Islamabad, 28 avril 2025 — Dans une déclaration exclusive accordée à U.S. News ce lundi, le ministre pakistanais de la Défense, Khawaja Asif, a tiré la sonnette d’alarme : « une incursion militaire indienne en territoire pakistanais serait imminente ». Cette annonce marque un tournant critique dans les relations indo-pakistanaises, particulièrement explosives depuis les affrontements frontaliers de janvier dernier dans la région du Cachemire, et surtout l’attentat de Pahalgam du mardi 22 avril 2025, qui a conduit à la suspension du traité de partage des eaux (traité de l’Indus) par New Delhi.
Le ministre Asif affirme détenir des « renseignements solides » indiquant que New Delhi aurait finalisé des plans de frappes ciblées contre ce qu’elle considère comme des camps d’entraînement terroristes situés de l’autre côté de la ligne de contrôle (LoC).

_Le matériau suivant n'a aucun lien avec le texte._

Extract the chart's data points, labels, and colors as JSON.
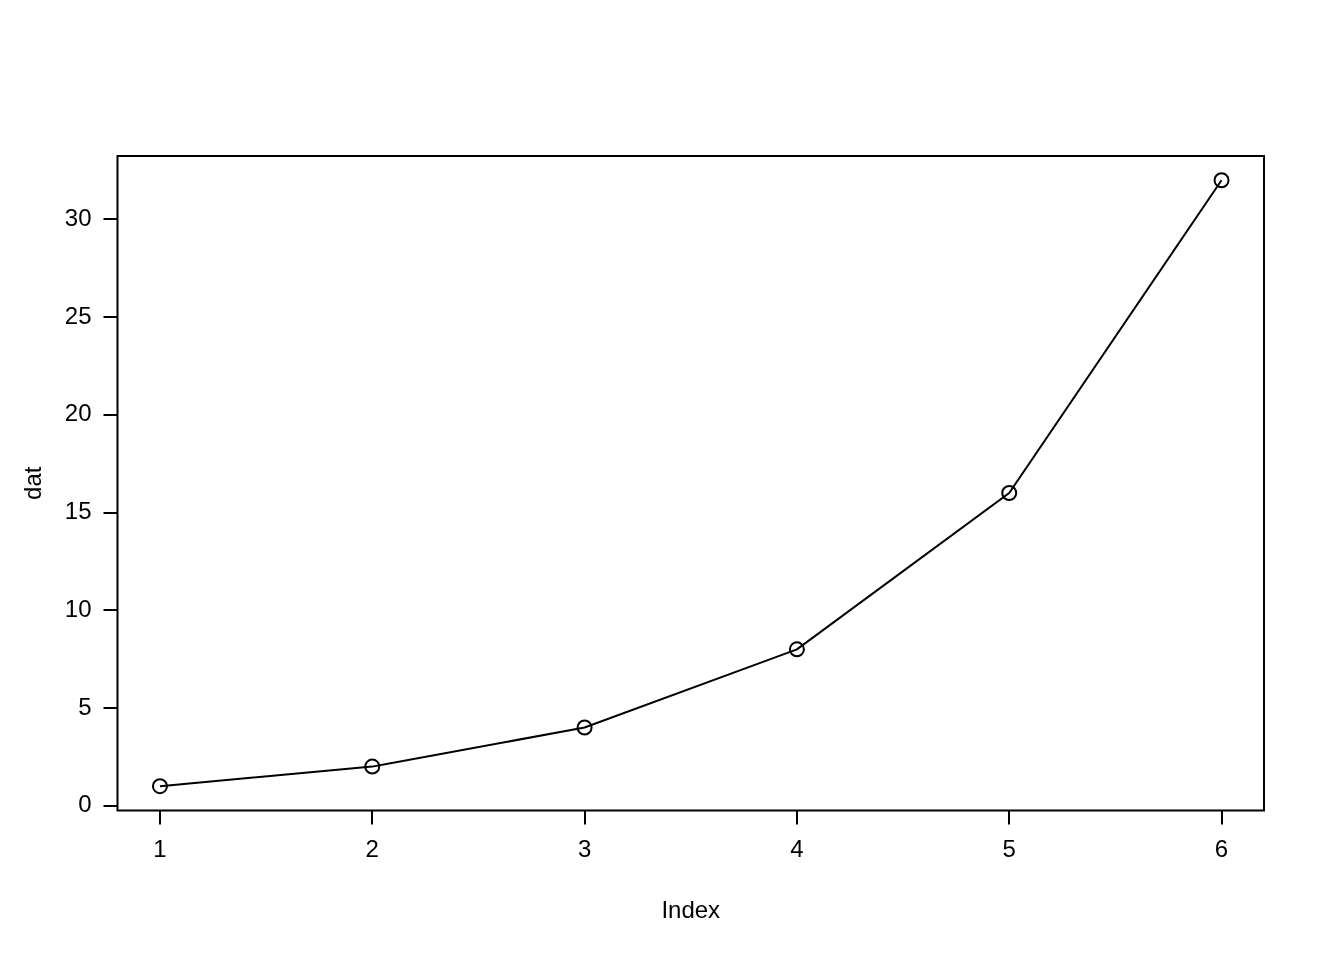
{
  "chart_data": {
    "type": "line",
    "xlabel": "Index",
    "ylabel": "dat",
    "x": [
      1,
      2,
      3,
      4,
      5,
      6
    ],
    "series": [
      {
        "color": "#000000",
        "values": [
          1,
          2,
          4,
          8,
          16,
          32
        ]
      }
    ],
    "xlim": [
      0.8,
      6.2
    ],
    "xticks": [
      1,
      2,
      3,
      4,
      5,
      6
    ],
    "ylim": [
      -0.24,
      33.24
    ],
    "yticks": [
      0,
      5,
      10,
      15,
      20,
      25,
      30
    ],
    "grid": false,
    "legend": false,
    "marker": "circle",
    "line_style": "solid"
  }
}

Toujours selon ses déclarations, l’armée pakistanaise a été placée en état d’alerte maximale dès la nuit du 27 au 28 avril.
Des signaux avant-coureurs
Depuis plusieurs semaines, Islamabad dénonçait une intensification des activités militaires indiennes au Cachemire, notamment l’acheminement de parachutistes et la mobilisation de l’aviation tactique à Srinagar. Le 22 avril 2025, plusieurs drones de reconnaissance indiens auraient été interceptés dans l’espace aérien pakistanais, un fait rapporté par Dawn.
Cette montée des tensions survient également à quelques semaines des élections générales en Inde. Le Premier ministre Narendra Modi pourrait chercher à adopter une posture de fermeté vis-à-vis du Pakistan pour consolider son électorat, stratégie déjà observée lors des incidents de Balakot en février 2019.
Des précédents lourds de conséquences
L’histoire récente montre que les confrontations entre ces deux puissances nucléaires, que sont l’Inde et le Pakistan, ne sont jamais anodines. En 2016, après une attaque meurtrière contre une base militaire indienne à Uri, l’Inde avait mené des « frappes chirurgicales ». En février 2019, l’attaque de Pulwama et les représailles de Balakot avaient failli dégénérer en conflit ouvert.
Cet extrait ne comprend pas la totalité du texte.